University of Mississippi University, Mississippi, United States
Background/Question/Methods
Fire-maintained pine savannas of the Coastal Plain of the southeastern USA contain extraordinarily species-rich communities of endemic plants. How frequent fires maintain such diversity is largely unstudied. This study examined the effects of the frequency of simulated fire (clipping combined with litter removal) on species diversity and trait and species composition within twenty 2 × 2 m plots at each of two pine savannas in southeastern Mississippi (USA). Following a clipping treatment in fall 2019, four (0.25 × 0.25 m) quarter plots were established within each of 10 plots per site that had been clipped annually from 2014 to 2019 and in 2021 and assigned a 2 × 2 factorial arrangement of transplantation of sods from long-unburned areas and herbicide application. A comparison of the effects of simulated fire and herbicide provided a test of the relative importance of recruitment and persistence on diversity and composition. The other 10 clipping plots were not clipped from 2018 to 2020. A 0.25 × 0.25 m subplot was established within each plot in August 2021 and compared with quarter plots within the annually-clipped plots to test the effects of a short period without clipping on diversity and composition.
Results/Conclusions
Transplanted sods had lower species richness than did annually-clipped, non-transplanted controls in the first growing season (2020) at the more species-rich site (Sandy Creek).

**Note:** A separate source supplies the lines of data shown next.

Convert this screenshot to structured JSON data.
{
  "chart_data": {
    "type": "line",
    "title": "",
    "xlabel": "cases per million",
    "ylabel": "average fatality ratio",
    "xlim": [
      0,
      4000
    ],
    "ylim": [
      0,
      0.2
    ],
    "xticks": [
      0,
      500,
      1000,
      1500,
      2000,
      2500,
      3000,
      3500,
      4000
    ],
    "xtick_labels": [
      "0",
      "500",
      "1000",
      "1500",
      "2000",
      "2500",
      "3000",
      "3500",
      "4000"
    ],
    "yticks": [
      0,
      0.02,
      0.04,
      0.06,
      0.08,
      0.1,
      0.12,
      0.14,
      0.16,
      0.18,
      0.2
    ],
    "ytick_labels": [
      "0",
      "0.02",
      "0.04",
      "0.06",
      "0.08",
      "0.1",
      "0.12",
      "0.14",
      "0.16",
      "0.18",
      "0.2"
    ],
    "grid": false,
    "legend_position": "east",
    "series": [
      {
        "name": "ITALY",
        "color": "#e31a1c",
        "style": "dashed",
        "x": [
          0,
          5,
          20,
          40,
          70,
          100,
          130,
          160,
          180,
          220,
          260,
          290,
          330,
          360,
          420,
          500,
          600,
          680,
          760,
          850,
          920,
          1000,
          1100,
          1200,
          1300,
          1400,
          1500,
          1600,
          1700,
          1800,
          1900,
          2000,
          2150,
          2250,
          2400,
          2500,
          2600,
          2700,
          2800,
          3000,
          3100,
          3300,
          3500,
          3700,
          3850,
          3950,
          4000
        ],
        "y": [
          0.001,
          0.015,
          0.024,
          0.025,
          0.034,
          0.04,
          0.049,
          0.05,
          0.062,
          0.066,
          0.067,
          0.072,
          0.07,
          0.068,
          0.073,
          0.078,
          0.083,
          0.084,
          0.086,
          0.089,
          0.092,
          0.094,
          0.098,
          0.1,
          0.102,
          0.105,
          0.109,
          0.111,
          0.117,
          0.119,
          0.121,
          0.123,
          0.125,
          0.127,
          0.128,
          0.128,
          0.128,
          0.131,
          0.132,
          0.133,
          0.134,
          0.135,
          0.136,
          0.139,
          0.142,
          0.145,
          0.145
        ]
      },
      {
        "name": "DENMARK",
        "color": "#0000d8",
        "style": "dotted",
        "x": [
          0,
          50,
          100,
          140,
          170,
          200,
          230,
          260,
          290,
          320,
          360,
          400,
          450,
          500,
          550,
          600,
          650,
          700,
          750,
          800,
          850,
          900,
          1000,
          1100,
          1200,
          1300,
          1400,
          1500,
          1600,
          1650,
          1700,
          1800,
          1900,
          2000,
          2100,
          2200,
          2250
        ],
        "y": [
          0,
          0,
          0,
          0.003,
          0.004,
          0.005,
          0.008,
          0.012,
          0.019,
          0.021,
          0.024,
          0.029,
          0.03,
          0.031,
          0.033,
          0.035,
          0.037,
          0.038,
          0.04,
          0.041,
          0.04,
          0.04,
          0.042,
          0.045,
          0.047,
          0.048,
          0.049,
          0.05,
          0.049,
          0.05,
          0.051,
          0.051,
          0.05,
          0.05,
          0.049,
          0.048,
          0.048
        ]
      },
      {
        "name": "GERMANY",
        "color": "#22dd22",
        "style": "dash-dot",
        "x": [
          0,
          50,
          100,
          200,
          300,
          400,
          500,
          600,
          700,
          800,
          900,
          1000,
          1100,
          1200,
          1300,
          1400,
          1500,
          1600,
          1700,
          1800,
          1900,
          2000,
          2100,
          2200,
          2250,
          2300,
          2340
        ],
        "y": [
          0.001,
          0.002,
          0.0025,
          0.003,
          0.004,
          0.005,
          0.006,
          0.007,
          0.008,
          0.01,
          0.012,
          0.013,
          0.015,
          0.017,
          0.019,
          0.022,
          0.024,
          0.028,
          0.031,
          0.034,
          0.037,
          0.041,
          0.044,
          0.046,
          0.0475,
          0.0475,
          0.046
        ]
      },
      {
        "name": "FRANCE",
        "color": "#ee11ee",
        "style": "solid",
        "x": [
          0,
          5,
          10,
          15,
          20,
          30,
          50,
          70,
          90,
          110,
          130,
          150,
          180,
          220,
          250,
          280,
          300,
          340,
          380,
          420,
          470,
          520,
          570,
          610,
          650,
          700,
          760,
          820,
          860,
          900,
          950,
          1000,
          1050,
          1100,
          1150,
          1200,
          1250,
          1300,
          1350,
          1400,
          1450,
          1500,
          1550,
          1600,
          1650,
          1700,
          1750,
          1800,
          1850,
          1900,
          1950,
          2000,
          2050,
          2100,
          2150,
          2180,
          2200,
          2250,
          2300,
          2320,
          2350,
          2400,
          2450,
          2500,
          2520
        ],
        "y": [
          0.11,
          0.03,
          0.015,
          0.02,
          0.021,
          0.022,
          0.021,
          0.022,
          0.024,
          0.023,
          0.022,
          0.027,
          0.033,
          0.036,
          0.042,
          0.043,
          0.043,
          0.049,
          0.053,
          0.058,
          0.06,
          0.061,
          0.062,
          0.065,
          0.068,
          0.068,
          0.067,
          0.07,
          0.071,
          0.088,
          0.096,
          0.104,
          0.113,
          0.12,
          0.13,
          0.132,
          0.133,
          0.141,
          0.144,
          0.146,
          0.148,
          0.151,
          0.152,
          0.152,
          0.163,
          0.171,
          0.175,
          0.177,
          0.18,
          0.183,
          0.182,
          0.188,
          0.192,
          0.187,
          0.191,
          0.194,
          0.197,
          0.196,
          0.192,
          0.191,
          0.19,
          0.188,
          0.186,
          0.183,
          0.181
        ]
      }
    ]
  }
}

There was a slight trend towards recovery of species diversity in transplanted quarter plots by the second season (2021). At the other site (Grand Bay), species diversity was not significantly lower in transplanted sods than in annually-clipped, non-transplanted controls in either year. A comparison with the effects of the herbicide revealed that partial or complete recovery of diversity at both sites was driven by rapid increases in short-lived, resilient species that show fire-stimulated emergence from a seed bank (e.g., Drosera capillaris) and the persistence of long-lived species capable of surviving the prolonged period without fire or clipping (e.g., Aristida beyrichiana, Muhlenbergia expansa). Species with an intermediate life history recovered slowly following a prolonged period without fire or clipping. Plots that were not clipped from 2018 to 2020 were associated with lower species diversity, largely driven by a lack of species with intermediate life history strategies. Results are consistent with a model of coexistence of resilient, intermediate, and persistent strategies maintained by the most frequent fire regimes fuels will permit.